Poster
Rajalakshmi Reghunath
Leibniz Institute of Plant Biochemistry (IPB)
Halle(Saale),Saxony-Anhalt, Germany, GERMANY
Jörg Ziegler
Leibniz Institute of Plant Biochemistry (IPB)
Halle(Saale), Sachsen-Anhalt, Germany
Gerd Balcke
Leibniz Institute of Plant Biochemistry
Halle, Sachsen-Anhalt, Germany
Susanne Matschi
Postdoc
Leibniz-Institute of Plant Biochemistry
Halle, Sachsen-Anhalt, Germany
Domenika Thieme
Leibniz Institute of Plant Biochemistry
Halle Saale, Sachsen-Anhalt, Germany
Lennart Wirthmüller
Group Leader
Leibniz Institute of Plant Biochemistry (IPB)

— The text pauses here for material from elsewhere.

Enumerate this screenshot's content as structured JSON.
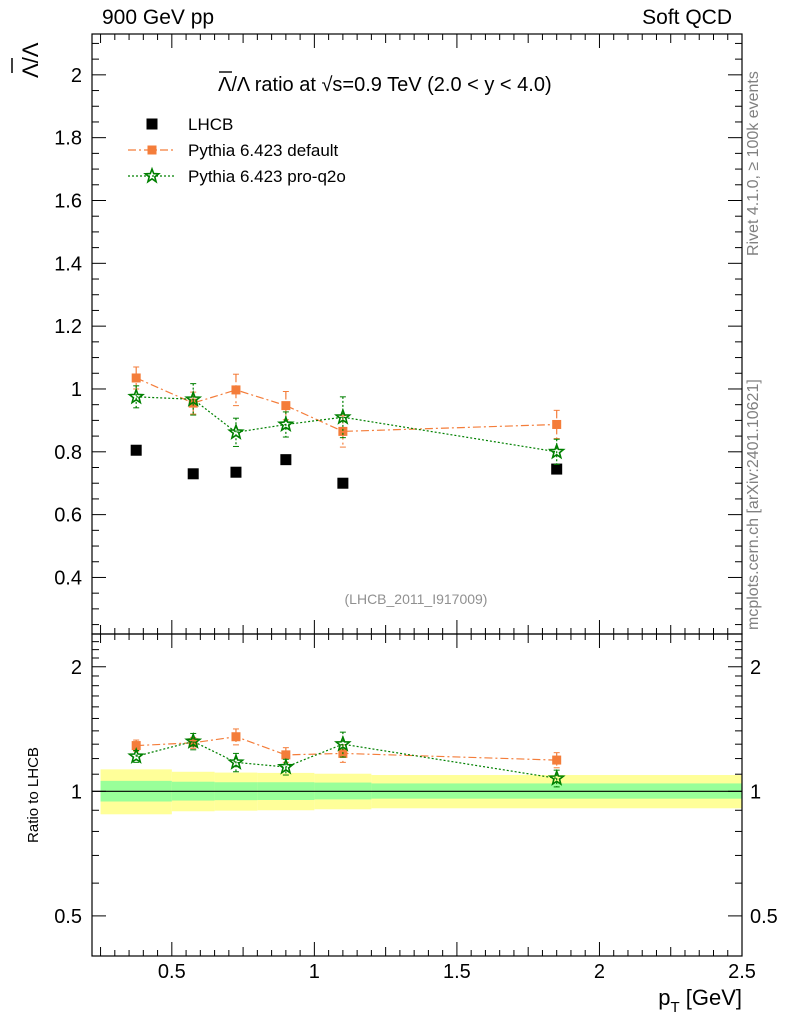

Halle, Sachsen-Anhalt, Germany
Poly-ADP-ribosylation (PARylation) is a reversible post-translational protein modification. In PARylation, ‘writer’ enzymes of the Poly (ADP-ribose) polymerases (PARP) family repeatedly transfer ADP-ribose moieties from the co-substrate nicotinamide adenine dinucleotide (NAD+) onto target proteins, thereby catalysing the formation of long poly (ADP-ribose) chains. We report that an Arabidopsis thaliana parp1/2/3 higher-order mutant exhibits enhanced susceptibility to Botrytis cinerea. This elevated susceptibility towards a necrotrophic fungal pathogen correlates with higher transcript levels of salicylic acid-regulated defence genes in the mutant. Comparative metabolome profiling of the parp1/2/3 mutant and wild type plants in response to a PAMP stimulus suggest additional functions of PARPs in re-programming the phenylpropanoid branch of the defence metabolome. In order to place PARPs more precisely in the plant immunity network, we integrate proteomics data on PARP-interacting proteins and affinity enrichment of potential PARylated substrates. We will present on our current efforts to identify molecular links between PARPs and regulators of the defence transcriptome and metabolome.